First-principles investigation of small polarons in rhombohedral NaNbO3

Abstract

Sodium niobate (NaNbO3) is a perovskite oxide and a key component of emerging lead-free antiferroelectric capacitors for high-energy-density applications. However, its performance can be hindered by irreversible phase transitions and leakage currents associated with low electrical resistivity. Defect and doping engineering offers a potential way to overcome these problems, but its use requires a detailed understanding of electronic, ionic, and polaron charge-compensation mechanisms, where the role of polarons remains largely unexplored. Here, we investigate the stability of small hole and electron polarons in rhombohedral NaNbO3, which is a structurally well-defined model system that avoids lattice-dynamical instabilities. Trapping energies are calculated using density-functional theory corrected by a Hubbard U, using the enforced-piecewise-linearity approach including finite-size scaling.
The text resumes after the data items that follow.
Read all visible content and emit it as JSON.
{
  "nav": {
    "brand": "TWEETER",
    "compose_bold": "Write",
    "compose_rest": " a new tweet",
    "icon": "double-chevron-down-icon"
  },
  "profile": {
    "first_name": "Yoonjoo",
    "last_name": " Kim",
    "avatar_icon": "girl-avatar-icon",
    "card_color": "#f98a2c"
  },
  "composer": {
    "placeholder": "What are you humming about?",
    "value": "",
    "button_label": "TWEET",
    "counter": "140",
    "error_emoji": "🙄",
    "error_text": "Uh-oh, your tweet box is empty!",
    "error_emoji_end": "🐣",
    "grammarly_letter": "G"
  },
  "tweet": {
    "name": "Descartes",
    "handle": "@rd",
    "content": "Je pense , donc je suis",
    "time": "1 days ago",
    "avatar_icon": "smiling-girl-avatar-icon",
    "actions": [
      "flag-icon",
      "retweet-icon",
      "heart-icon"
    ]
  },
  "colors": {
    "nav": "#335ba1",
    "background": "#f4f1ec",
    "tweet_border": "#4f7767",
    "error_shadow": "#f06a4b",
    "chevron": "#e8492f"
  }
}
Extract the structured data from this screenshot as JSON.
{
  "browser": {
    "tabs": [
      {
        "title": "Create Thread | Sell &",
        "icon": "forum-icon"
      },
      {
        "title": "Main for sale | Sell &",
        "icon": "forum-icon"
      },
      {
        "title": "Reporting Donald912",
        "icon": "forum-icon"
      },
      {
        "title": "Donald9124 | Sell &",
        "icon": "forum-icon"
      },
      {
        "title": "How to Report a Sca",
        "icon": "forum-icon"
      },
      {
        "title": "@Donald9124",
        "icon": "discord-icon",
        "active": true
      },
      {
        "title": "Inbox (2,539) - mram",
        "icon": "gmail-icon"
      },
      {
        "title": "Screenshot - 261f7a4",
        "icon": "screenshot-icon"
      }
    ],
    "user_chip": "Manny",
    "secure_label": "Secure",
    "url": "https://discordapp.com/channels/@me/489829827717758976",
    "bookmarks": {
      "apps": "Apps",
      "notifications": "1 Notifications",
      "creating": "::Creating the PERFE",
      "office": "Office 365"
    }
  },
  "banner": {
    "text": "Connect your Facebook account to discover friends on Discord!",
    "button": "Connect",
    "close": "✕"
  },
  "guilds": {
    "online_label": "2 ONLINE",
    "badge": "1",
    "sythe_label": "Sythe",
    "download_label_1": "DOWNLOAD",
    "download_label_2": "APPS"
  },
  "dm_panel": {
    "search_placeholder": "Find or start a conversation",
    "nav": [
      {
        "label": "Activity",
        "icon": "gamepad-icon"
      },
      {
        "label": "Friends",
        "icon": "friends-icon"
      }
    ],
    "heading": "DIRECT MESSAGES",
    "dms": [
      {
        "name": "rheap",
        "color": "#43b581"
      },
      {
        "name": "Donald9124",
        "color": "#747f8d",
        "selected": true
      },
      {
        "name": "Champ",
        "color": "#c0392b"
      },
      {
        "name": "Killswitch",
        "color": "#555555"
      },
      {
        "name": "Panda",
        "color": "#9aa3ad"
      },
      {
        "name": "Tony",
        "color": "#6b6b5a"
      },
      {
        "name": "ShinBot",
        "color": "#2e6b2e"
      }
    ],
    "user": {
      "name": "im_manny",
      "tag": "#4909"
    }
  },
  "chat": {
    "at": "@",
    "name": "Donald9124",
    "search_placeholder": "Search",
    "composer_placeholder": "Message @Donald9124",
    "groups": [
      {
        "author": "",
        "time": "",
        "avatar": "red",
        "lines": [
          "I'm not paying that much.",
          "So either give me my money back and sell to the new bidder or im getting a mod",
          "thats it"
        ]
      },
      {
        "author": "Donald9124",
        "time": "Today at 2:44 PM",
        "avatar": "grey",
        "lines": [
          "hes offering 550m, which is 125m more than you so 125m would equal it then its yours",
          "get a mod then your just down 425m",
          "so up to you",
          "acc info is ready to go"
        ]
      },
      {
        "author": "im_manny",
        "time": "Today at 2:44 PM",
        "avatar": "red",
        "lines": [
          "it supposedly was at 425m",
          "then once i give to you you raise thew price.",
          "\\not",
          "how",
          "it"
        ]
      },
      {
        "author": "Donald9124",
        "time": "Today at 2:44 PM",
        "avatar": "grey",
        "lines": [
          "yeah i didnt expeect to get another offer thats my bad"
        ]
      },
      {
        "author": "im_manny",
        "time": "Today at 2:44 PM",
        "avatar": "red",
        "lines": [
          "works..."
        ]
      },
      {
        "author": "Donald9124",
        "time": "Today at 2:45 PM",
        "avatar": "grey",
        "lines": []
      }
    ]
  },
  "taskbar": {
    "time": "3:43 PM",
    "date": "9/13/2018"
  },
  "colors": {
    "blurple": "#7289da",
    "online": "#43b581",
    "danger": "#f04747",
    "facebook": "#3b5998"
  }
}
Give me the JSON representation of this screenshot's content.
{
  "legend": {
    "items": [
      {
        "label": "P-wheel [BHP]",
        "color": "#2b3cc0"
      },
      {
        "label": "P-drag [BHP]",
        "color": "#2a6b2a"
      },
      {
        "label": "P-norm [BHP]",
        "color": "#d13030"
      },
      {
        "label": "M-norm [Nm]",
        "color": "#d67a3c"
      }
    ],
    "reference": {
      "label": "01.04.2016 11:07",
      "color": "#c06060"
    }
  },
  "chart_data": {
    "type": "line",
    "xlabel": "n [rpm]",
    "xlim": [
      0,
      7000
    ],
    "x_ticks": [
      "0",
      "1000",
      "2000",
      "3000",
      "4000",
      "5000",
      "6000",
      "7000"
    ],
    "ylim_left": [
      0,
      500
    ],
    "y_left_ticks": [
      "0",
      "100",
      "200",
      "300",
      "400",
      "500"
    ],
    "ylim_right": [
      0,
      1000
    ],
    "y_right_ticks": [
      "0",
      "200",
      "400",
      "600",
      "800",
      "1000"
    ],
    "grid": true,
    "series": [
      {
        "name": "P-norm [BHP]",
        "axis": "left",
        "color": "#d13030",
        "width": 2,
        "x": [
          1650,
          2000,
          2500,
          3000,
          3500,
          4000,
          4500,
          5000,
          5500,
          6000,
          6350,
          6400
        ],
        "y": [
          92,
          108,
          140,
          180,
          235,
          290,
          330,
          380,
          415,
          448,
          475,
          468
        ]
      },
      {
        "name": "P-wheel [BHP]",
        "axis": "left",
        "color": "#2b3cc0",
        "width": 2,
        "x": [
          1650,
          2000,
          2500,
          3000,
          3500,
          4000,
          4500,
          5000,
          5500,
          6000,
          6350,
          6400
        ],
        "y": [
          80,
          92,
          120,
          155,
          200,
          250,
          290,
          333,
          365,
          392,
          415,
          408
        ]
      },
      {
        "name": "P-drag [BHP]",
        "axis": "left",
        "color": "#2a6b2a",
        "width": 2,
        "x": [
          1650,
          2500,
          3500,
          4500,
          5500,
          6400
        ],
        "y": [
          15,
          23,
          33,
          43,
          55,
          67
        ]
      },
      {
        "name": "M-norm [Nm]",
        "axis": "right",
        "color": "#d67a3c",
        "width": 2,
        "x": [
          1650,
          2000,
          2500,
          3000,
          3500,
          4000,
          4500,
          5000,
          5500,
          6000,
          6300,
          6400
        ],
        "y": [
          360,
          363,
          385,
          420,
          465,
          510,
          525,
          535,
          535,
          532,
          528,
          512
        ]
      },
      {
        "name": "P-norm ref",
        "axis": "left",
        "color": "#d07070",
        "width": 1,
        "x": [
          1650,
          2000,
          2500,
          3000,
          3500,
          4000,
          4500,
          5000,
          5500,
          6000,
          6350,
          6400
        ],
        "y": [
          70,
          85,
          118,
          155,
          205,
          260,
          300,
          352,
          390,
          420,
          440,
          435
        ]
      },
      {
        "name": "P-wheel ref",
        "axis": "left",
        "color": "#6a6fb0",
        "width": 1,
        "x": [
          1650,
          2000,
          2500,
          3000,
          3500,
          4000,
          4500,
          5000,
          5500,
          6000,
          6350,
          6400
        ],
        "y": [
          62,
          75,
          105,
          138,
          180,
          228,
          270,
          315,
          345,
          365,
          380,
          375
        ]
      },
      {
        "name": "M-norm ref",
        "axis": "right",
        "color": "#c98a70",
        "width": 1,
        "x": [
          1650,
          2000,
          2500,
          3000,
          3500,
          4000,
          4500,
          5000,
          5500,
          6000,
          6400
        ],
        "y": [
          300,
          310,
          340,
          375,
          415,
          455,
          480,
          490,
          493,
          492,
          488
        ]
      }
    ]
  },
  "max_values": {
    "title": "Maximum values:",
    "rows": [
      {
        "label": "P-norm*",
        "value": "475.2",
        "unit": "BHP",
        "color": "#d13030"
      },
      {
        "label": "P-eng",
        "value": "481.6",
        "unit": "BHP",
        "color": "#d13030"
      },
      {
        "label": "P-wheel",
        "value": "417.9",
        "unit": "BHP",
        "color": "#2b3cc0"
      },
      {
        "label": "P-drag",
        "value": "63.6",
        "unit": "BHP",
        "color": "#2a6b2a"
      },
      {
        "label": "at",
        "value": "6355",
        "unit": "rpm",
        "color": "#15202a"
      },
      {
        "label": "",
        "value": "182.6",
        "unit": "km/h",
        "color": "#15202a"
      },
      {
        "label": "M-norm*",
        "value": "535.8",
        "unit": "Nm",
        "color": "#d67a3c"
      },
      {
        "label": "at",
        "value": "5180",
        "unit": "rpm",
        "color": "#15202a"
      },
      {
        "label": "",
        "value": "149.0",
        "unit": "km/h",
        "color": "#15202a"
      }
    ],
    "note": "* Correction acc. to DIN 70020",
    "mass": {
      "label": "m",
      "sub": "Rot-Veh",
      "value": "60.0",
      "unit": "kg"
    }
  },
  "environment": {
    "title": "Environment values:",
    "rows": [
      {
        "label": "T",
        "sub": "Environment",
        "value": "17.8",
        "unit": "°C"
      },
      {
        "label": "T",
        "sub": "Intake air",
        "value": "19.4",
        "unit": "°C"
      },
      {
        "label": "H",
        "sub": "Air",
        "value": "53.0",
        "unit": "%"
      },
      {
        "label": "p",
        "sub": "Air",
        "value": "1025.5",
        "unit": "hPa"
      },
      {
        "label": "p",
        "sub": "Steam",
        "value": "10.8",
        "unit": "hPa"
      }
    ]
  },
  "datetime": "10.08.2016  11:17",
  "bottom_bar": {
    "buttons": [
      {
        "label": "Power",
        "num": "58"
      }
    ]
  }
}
For the small hole-polaron centered on O-2p orbital, we find a trapping energy of -0.65 (eV) and an adiabatic migration barrier of 0.32 (eV) determined by nudged-elastic-band calculations. In contrast, we show that excess electrons do not self-trap on Nb-4d orbitals, reflecting weak electron-phonon coupling in the conduction band manifold. These results identify oxygen as an intrinsic hole trap in NaNbO3 and highlight the importance of including hole polarons in defect models of NaNbO3-based electroceramics.